Söz konusu “eğitim” olunca ısrarla andığım gibi; kendi sahasının dışındaki bilgiyi reddetmeyi meziyet zanneden, unvanına unvan katmakla meşgul akademisyenlerimiz; okulla tanıştığı andan itibaren ödev yapmaktan oyun oynamaya fırsat bulamayan, ortaokul ve lise seviyesine geldikçe adı her geçen gün değişip, sayıları sürekli artan sınav maratonunda bir soru daha fazla yapabilmek için biteviye test çözmekten, ard arda girdiği sınavlardan kaç alacağının endişesi içinde ömrünün en güzel yıllarını hebâ ettiği için hayatın kendisinden bîhaber ömrünün ortasına gelen iş bulmaya yaramayacak bir diploma uğruna cânım gençlik yıllarını heder ettiğimiz çocuklarımız; nasılsa matematik öğreteceği için öğrenmeye ihtiyaç bile hissetmediği dîvân şiirinin üç büyük ismini peş peşe sıralayabilmekten mahrum, insan mühendisi, yarınımızı şekillendirmekle mükellef öğretmenlerimiz; âşık olduğu kıza okumak için lâzım olan şiirden fazlasını bilmeyen tarihçimiz; sınavı geçmek için gerekenin ötesinde tarih bilgisi olmayan ve şifaya vesile olmak gibi bir ibadetin ruhundan habersiz doktorlarımız; dini kültür, ahlâkı bilgi zanneden ve onları da kopya kâğıtlarıyla mâziye gömen mühendisimiz; şartlar icap etmedikçe mâzisini merak etmeyen bürokratımız; okuma yazma bilmeyen çobanların gözyaşlı ibadetlerinin aşk ve zevkinden mahrum ilahiyatçımız; internetten apardığı mâlûmatla başımızdan aşağı ukalâlık boca eden aydınımız; velhasıl medeniyetimizin estetik, zarafet,nezaket ve muhabbetinden zerre nasibi olmayan günümüzdeki “biz” kavramı bu sorumluluk ihmalinin sonucu değil mi sizce de?
Kitabı televizyonla, misafirliği “avm” gezmesiyle, sohbeti akıllı telefonlarla, bilgiyi malumatla, kültürü zevzeklikle, insan olmayı meslek sahibi olmakla takas ettiğimiz günden beri ne hale geldik farkında mısınız?
Ama eğitim denen süreç boşluk da ihmal de kabul etmiyor maalesef.
Bu yüzdendir ki, “akıl, irade, adalet ve merhamet” gibi insanı insan yapan kavramlar güneşin buzu eritmesi gibi günden güne eriyor.

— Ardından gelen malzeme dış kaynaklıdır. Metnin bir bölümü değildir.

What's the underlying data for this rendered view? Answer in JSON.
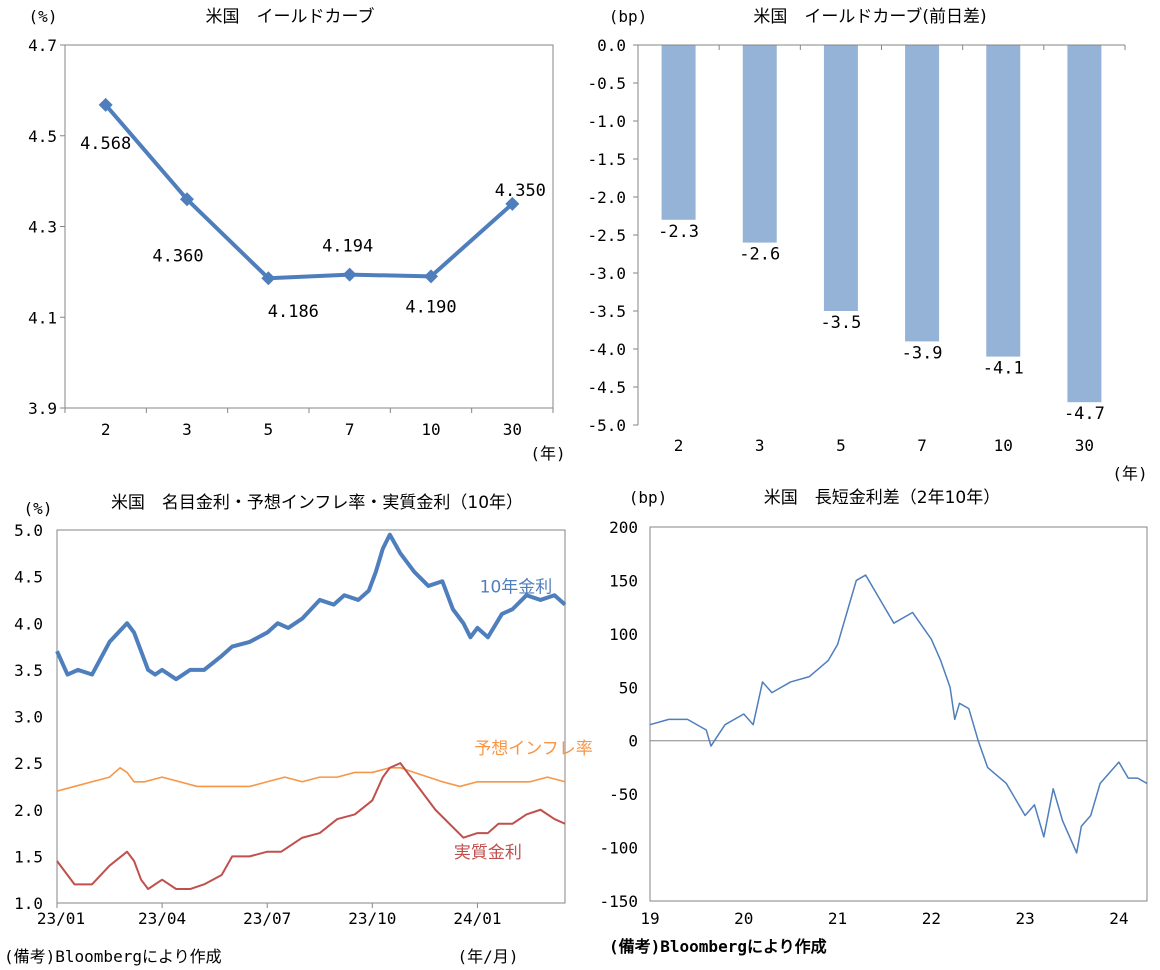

Yaşadığımız, duyduğumuz, gördüğümüz her olayla birlikte bu erime daha da hızlanıyor ve biz bu olaylar zinciri içinde hızla tükeniyor, tüketiyoruz. Önce kendimizi, sonra çocuklarımızı, ailemizi, değerlerimizi ve yazık ki artık birlik beraberlik ruhumuzu.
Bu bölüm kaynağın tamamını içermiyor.